Ouf je me suis fait peur mais on peut tirer beaucoup d'une petite séance. La recherche est mouvante, terrain glissant s'auto-alimentant.
Mais je passe bien vite car en tout malheur quelque chose est bon. Je suis sortie sonnée, tout en sachant que j'en avais tiré bien des choses qui pour le moment ne m'apparaissent pas forcément.
J'ai quand même vu deux enfants se rouler par terre pendant la séance, alors que je faisais des prises de vue avec les autres.
Ahhhh la vie !

Bref, c'est avec beaucoup d'appréhension que je me suis rendue à ma 2e première séance, avec le second groupe aujourd'hui.
J'ai ajusté le tir, du moins j'étais encore en train d'y travailler alors qu'il me fallait me dépêcher de me rendre sur place.
Je suis arrivée en face d'un groupe, peu confiante, mais aussi mieux équipée, et largement soutenue par le maître qui m'a accompagné tout au long de la séance. Hier aussi du reste. Le binôme est fort instructif, les instituteurs ont un regard pertinent qui n'est pas le mien, on se complète et ils m'apportent des clefs indispensables à mon analyse.
Tout s'est bien déroulé, le mystère a joué, ils ont décrit, fait des hypothèses, réagi, ont dessiné, se sont mis en scène dans la classe et on même été filmé. Tout y est passé. Ouf, sauvée.
Deux pôles instructifs un noir et un blanc, une belle représentation en forme de manichéisme.
Affaire à poursuivre...


Maria aime le maître et ses camarades

mardi 10 novembre 2009

L'angoisse monte


Plus qu'un jour et l'aventure va enfin débuter.
Des jours que je me prépare, mais est-ce suffisant ? Je m'inquiète au risque de ressasser. J'ai l'impression que je vais passer mon bac ou mon permis, que ce qui m'attend est une étape importante.
Angoisse.
De toute façon je suis une angoissée.
Après tout, les caractères chinois m'ont désignée "chien d'eau" !

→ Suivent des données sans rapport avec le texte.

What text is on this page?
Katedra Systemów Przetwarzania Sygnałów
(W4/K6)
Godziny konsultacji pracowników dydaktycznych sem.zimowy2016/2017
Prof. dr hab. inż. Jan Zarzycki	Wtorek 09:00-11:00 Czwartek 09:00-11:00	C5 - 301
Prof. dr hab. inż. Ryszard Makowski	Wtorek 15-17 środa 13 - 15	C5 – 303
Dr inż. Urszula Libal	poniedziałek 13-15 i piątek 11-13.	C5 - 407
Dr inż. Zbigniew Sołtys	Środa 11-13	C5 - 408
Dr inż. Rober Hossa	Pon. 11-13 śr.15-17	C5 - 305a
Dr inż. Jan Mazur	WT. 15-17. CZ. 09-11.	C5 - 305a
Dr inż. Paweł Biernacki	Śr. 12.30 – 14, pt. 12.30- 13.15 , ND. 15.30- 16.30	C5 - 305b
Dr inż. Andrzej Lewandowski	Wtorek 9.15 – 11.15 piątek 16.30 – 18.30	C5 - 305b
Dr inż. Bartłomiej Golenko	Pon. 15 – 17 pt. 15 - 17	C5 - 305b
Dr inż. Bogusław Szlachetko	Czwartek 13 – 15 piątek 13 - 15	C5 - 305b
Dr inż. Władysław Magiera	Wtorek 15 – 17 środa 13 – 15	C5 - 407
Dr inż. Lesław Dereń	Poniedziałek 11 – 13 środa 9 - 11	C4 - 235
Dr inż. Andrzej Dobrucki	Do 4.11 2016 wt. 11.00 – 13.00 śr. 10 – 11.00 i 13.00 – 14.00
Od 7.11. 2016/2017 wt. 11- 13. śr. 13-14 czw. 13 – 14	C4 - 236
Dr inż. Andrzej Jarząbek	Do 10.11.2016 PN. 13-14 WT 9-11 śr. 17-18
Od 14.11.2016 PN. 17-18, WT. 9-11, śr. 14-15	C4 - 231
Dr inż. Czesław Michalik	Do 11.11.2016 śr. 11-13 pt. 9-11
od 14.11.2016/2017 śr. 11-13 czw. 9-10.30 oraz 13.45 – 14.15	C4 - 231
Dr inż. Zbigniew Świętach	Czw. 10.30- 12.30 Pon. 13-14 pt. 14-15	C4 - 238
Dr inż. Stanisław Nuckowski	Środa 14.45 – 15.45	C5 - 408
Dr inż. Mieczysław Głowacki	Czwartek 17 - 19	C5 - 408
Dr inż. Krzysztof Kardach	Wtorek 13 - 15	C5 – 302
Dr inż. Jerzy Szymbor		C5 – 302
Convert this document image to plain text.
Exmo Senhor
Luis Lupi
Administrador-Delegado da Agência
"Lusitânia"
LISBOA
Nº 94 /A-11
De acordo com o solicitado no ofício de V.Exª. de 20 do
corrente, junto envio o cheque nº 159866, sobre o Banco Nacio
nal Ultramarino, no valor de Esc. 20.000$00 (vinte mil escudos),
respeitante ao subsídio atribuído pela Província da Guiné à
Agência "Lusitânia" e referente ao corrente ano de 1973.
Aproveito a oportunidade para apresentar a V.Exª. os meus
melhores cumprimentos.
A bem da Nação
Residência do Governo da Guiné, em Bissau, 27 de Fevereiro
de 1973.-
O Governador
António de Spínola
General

Ahhh, rien n'est prêt, ou tout est trop prêt. L'inconnu des réactions brouille définitivement les pistes.
Peut-on vraiment ressasser le futur ? c'est franchement idiot je crois, et pourtant, pourtant je m'y efforce depuis quelques jours.
J'appelle de tous les côtés. Trouver du réconfort, des paroles lumineuses, ou bien la légitimation de mes vagues idées. Les amis répondent, opinent de la tête, essaient de réagir...
Le fait est que l'on reste seul face à ses paires d'yeux une fois lancé.

Patience, jeudi je démarre, la toute première des 10 séances à venir de mon premier atelier "art et langage".
Une série de récits plus détaillés à venir...

mardi 3 novembre 2009

Les chats mégaperles

Puisque les vacances sont là et que mon Moi trépigne,
je m'approprie les chats à défaut du monde.
Un peu de bonheur sur un tapis rouge.
Que richesse et chaleur nous accompagnent.